Abstract: PUB166
Diagnostic Odyssey of a Case of Autosomal Dominant Tubulointerstitial Kidney Disease MUC-1 (ADTKD MUC-1)
Session Information
Category: Genetic Diseases of the Kidneys
- 1201 Genetic Diseases of the Kidneys: Monogenic Kidney Diseases
Authors
- Guo, Weiwen, Sengkang General Hospital, Singapore, Singapore
- Fong, Jie Ming Nigel, Sengkang General Hospital, Singapore, Singapore
- Teh, Swee Ping, Sengkang General Hospital, Singapore, Singapore
- Loh, Alwin Hwai Liang, Singapore General Hospital Division of Pathology, Singapore, Singapore
- Ng, Jun Li, National University of Singapore, Singapore, Singapore
- Zhang, Yaochun, National University of Singapore, Singapore, Singapore
- Lim, Si Ting, National University of Singapore, Singapore, Singapore
- Koh, Chee Teck, National University Hospital, Singapore, Singapore
- Ng, Kar Hui, National University Hospital, Singapore, Singapore
Introduction
Autosomal dominant tubulointerstitial disease (ADTKD) is characterised by tubulointerstitial damage and fibrosis, bland urinalysis and chronic kidney disease (CKD). We present a young adult, with unexplained CKD and a strong family history, who was diagnosed with ADTKD related to a defect in the MUC-1 gene.
Case Description
A 28-year-old Chinese lady with no medical history was referred for CKD Stage G2A1, detected during a routine screen. She was asymptomatic. Her urinalysis was bland and kidney ultrasound scan was normal. Her father, younger brother, and aunt, uncle and two cousins on paternal side had kidney failure (Fig 1). She progressed rapidly and reached CKD Stage G4A1 over two years and then Stage 5 shortly after. There was no personal or family history of hyperuricemia or gout. Kidney biopsy showed substantial global sclerosis, tubulointerstitial scarring and inflammation, and arteriosclerosis.
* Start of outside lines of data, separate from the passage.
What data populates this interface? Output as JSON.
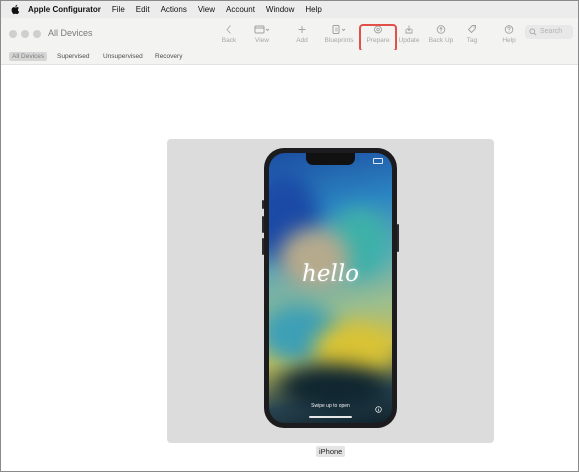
{
  "menubar": {
    "app_name": "Apple Configurator",
    "items": [
      "File",
      "Edit",
      "Actions",
      "View",
      "Account",
      "Window",
      "Help"
    ]
  },
  "window": {
    "title": "All Devices"
  },
  "toolbar": {
    "buttons": [
      {
        "label": "Back",
        "icon": "chevron-left-icon"
      },
      {
        "label": "View",
        "icon": "view-window-icon"
      },
      {
        "label": "Add",
        "icon": "plus-icon"
      },
      {
        "label": "Blueprints",
        "icon": "blueprints-icon"
      },
      {
        "label": "Prepare",
        "icon": "gear-icon"
      },
      {
        "label": "Update",
        "icon": "update-icon"
      },
      {
        "label": "Back Up",
        "icon": "backup-icon"
      },
      {
        "label": "Tag",
        "icon": "tag-icon"
      },
      {
        "label": "Help",
        "icon": "help-icon"
      }
    ],
    "highlighted": "Prepare",
    "search_placeholder": "Search"
  },
  "filters": {
    "items": [
      "All Devices",
      "Supervised",
      "Unsupervised",
      "Recovery"
    ],
    "active": "All Devices"
  },
  "device": {
    "name": "iPhone",
    "lock_screen_text": "hello",
    "swipe_hint": "Swipe up to open"
  },
  "colors": {
    "highlight": "#e2504a",
    "tile_background": "#dcdcdc",
    "toolbar_background": "#f3f3f2"
  }
}
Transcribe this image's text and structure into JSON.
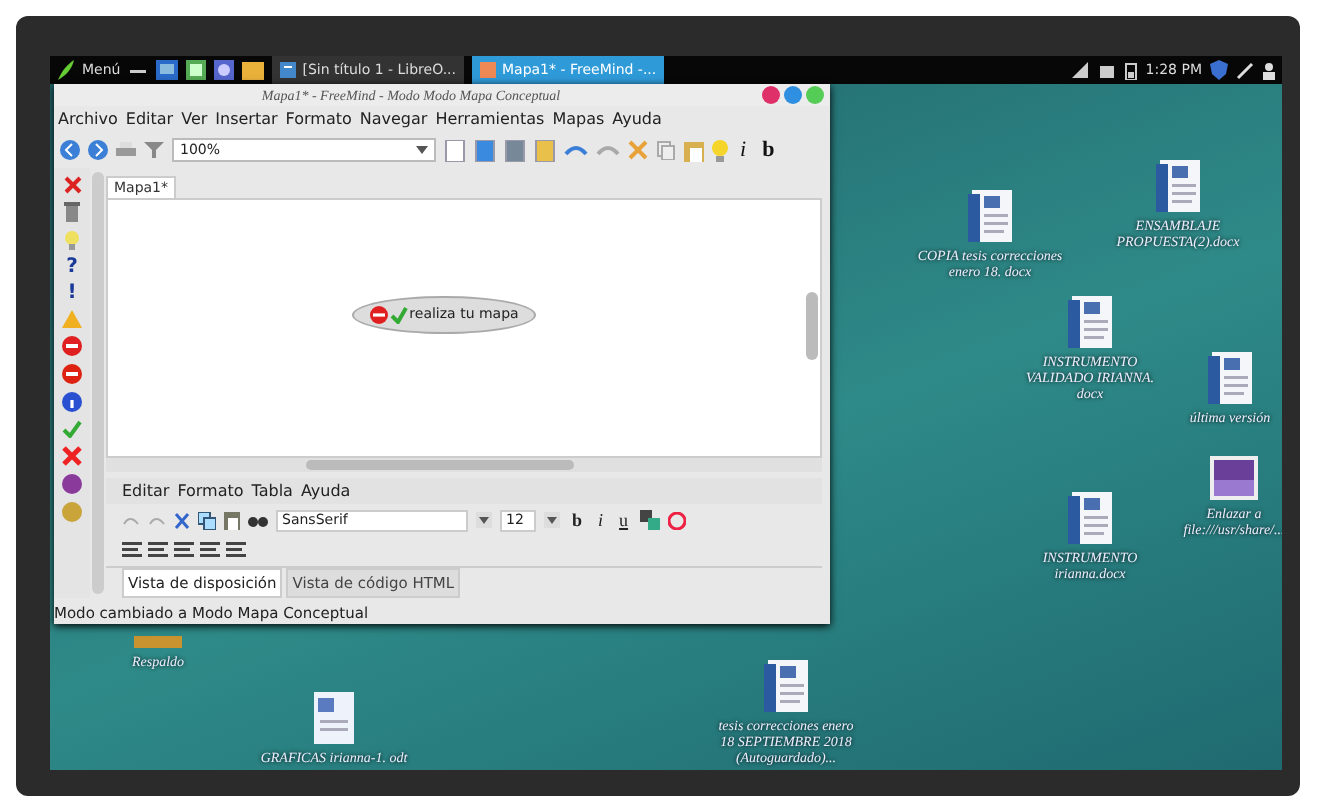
{
  "taskbar": {
    "menu_label": "Menú",
    "tasks": [
      {
        "label": "[Sin título 1 - LibreO...",
        "selected": false
      },
      {
        "label": "Mapa1* - FreeMind -...",
        "selected": true
      }
    ],
    "clock": "1:28 PM"
  },
  "window": {
    "title": "Mapa1* - FreeMind - Modo Modo Mapa Conceptual",
    "menu": [
      "Archivo",
      "Editar",
      "Ver",
      "Insertar",
      "Formato",
      "Navegar",
      "Herramientas",
      "Mapas",
      "Ayuda"
    ],
    "toolbar": {
      "zoom": "100%",
      "italic": "i",
      "bold": "b"
    },
    "side_palette": {
      "glyphs": [
        "?",
        "!"
      ]
    },
    "map_tabs": [
      {
        "label": "Mapa1*",
        "selected": true
      }
    ],
    "node": {
      "text": "realiza tu mapa"
    },
    "editor": {
      "menu": [
        "Editar",
        "Formato",
        "Tabla",
        "Ayuda"
      ],
      "font": "SansSerif",
      "size": "12",
      "bold": "b",
      "italic": "i",
      "underline": "u",
      "tabs": [
        {
          "label": "Vista de disposición",
          "selected": true
        },
        {
          "label": "Vista de código HTML",
          "selected": false
        }
      ]
    },
    "status_bar": "Modo cambiado a Modo Mapa Conceptual"
  },
  "desktop_icons": [
    {
      "kind": "doc",
      "label": "COPIA tesis correcciones enero 18. docx"
    },
    {
      "kind": "doc",
      "label": "ENSAMBLAJE PROPUESTA(2).docx"
    },
    {
      "kind": "doc",
      "label": "INSTRUMENTO VALIDADO IRIANNA. docx"
    },
    {
      "kind": "doc",
      "label": "última versión"
    },
    {
      "kind": "image",
      "label": "Enlazar a file:///usr/share/..."
    },
    {
      "kind": "doc",
      "label": "INSTRUMENTO irianna.docx"
    },
    {
      "kind": "folder",
      "label": "Respaldo"
    },
    {
      "kind": "odt",
      "label": "GRAFICAS irianna-1. odt"
    },
    {
      "kind": "doc",
      "label": "tesis correcciones enero 18 SEPTIEMBRE 2018 (Autoguardado)..."
    }
  ]
}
Whole exome sequencing (WES) of the proband did not find any pathogenic gene variant. Due to the bland urinalysis, biopsy findings and strong family history, genetic testing for MUC-1 was performed. This revealed a specific Cytosine duplication in the variable number tandem repeat of the MUC-1 gene. This clinched the diagnosis of Mucin-1 kidney disease. Her younger brother also tested positive for the variant while her elder brother had been tested negative. The rest of the family have not been tested. She is currently awaiting kidney transplantation
Discussion
Detailed family history and high clinical suspicion are crucial to diagnosis ADTKD. Kidney biopsy is often non-specific but serves to exclude other causes.
MUC1 testing is not included in WES and specific genetic analysis is required to look for Cytosine duplication in variable number tandem repeat of the MUC1 gene.
Diagnosis of this patient allowed for genetic counselling and cascade testing to identify suitable donors in the family for kidney transplantation.